HeadlinesBriefing favicon HeadlinesBriefing.com

Alibaba's Qwen3.5 Medium Models Beat Sonnet 4.5 on Local GPUs

Hacker News •
×

Alibaba's Qwen AI team has released the Qwen3.5 Medium Model series, featuring four new large language models that deliver near-Sonnet 4.5 performance on local computers. The open-source models include Qwen3.5-35B-A3B, Qwen3.5-122B-A10B, and Qwen3.5-27B, all available under Apache 2.0 license on Hugging Face and ModelScope. A fourth model, Qwen3.5-Flash, is proprietary but offers competitive API pricing through Alibaba Cloud.

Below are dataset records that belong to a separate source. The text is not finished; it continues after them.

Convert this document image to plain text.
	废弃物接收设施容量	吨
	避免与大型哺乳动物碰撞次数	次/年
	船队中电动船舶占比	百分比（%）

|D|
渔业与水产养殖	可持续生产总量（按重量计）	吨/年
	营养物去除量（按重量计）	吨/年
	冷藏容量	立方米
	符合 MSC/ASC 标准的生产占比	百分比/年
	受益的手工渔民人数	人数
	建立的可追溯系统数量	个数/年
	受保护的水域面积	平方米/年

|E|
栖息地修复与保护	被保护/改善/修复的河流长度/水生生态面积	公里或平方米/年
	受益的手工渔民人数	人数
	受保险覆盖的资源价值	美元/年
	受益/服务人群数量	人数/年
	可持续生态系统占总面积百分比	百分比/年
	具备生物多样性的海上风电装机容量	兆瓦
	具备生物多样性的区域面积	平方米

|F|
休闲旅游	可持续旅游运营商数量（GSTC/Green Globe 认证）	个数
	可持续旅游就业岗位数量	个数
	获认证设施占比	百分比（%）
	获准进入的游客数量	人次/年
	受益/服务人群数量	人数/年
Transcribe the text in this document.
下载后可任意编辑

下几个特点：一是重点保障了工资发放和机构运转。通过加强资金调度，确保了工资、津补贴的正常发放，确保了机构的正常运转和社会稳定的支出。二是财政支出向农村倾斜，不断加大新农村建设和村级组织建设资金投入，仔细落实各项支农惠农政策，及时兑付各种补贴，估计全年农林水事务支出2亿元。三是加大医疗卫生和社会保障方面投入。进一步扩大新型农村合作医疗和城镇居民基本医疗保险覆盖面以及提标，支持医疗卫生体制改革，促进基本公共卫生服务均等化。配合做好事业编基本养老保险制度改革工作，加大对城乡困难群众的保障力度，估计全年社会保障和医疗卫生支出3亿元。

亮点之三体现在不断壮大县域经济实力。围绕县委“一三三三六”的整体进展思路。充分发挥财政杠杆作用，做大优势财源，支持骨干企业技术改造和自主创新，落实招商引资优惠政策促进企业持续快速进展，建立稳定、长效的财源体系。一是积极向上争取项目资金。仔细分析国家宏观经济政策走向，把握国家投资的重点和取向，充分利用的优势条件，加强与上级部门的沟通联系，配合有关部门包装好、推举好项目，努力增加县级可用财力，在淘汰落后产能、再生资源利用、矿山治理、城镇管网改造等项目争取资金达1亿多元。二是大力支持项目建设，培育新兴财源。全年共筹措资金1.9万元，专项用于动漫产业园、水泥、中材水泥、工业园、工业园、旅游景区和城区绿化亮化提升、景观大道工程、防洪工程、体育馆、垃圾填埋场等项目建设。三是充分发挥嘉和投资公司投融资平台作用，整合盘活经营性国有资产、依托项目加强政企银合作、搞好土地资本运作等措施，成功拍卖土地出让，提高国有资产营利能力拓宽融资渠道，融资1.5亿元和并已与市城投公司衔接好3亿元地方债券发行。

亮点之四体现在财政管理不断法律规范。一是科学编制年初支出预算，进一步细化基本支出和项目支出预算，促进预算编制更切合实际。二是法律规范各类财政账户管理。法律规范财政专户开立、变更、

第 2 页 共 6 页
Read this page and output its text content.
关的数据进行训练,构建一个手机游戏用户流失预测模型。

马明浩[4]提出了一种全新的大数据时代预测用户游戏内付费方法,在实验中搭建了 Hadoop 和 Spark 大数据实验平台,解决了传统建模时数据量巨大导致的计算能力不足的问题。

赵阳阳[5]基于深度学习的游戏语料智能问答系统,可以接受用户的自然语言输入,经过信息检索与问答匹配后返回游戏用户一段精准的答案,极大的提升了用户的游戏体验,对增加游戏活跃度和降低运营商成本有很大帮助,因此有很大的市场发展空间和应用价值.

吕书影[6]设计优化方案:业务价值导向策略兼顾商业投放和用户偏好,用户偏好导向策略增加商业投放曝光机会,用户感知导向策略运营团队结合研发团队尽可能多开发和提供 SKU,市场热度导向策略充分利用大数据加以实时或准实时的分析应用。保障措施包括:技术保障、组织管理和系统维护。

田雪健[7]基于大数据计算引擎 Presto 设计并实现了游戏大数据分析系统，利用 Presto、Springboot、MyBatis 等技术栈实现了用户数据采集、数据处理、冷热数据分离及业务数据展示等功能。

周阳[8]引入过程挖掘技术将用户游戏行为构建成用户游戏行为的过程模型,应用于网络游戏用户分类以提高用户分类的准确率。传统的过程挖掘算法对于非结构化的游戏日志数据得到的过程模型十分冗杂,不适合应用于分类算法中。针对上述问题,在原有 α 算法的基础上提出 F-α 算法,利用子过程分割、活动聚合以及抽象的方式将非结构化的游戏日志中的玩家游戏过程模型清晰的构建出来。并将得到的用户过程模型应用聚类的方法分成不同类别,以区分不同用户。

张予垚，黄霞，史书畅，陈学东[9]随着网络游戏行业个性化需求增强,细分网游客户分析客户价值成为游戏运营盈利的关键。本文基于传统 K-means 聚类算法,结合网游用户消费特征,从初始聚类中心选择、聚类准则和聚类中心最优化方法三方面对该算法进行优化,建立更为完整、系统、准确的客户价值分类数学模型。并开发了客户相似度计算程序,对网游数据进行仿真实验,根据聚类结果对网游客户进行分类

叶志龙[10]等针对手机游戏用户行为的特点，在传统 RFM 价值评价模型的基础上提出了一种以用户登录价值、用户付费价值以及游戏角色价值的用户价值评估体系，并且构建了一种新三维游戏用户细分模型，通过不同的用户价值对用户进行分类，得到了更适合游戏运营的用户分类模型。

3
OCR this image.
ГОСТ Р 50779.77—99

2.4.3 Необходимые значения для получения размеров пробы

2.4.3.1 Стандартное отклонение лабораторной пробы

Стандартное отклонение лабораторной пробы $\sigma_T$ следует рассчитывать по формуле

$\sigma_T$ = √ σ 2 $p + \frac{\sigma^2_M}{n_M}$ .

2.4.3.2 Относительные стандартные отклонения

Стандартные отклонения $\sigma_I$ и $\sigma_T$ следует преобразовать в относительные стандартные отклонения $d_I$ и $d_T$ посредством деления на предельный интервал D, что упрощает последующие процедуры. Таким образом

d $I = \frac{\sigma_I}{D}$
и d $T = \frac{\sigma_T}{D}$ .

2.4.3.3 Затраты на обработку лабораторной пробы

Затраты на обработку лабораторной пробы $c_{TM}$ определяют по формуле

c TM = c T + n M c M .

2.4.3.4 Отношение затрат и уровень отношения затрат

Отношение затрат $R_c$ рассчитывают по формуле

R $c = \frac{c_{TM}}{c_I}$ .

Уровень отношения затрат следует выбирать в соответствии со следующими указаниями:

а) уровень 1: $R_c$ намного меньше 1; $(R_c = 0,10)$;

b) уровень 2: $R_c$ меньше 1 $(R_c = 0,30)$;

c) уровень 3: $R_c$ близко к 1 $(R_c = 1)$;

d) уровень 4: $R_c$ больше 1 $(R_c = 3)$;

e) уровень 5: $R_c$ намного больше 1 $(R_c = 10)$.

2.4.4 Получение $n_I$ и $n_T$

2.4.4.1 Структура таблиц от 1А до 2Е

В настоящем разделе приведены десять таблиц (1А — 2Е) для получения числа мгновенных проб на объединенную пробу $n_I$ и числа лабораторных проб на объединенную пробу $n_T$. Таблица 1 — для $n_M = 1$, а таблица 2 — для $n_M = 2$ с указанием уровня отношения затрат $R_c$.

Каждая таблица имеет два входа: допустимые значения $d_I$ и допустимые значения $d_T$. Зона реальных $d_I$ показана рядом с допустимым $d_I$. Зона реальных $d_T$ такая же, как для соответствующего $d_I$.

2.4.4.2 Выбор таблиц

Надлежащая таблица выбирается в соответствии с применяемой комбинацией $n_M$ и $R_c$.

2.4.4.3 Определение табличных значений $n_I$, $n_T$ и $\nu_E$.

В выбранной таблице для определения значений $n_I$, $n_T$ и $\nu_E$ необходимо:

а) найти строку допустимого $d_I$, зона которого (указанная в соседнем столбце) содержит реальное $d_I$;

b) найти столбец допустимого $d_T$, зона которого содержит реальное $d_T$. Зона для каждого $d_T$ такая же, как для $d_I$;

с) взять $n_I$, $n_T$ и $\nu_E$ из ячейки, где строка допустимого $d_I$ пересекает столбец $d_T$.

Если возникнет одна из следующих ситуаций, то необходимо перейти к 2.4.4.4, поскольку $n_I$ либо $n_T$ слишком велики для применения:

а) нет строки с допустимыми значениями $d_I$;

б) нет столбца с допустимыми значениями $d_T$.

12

These models leverage a hybrid architecture combining Gated Delta Networks with a sparse Mixture-of-Experts system, enabling remarkable efficiency. The flagship Qwen3.5-35B-A3B activates only 3 billion parameters per token despite housing 35 billion total, while maintaining accuracy even under 4-bit quantization. This allows the model to process over 1 million tokens on consumer GPUs with just 32GB VRAM—far less compute than comparable options. Benchmark tests show the 35B-A3B model surpassing OpenAI's GPT-5-mini and Anthropic's Claude Sonnet 4.5 in knowledge and visual reasoning tasks.

The Qwen3.5-Flash API offers some of the most competitive pricing in the industry, with input tokens at $0.10 per million and output at $0.40 per million. The models feature native 'Thinking Mode' for complex reasoning and support massive context windows, making them particularly valuable for enterprise applications requiring local deployment, data sovereignty, and cost-effective AI integration.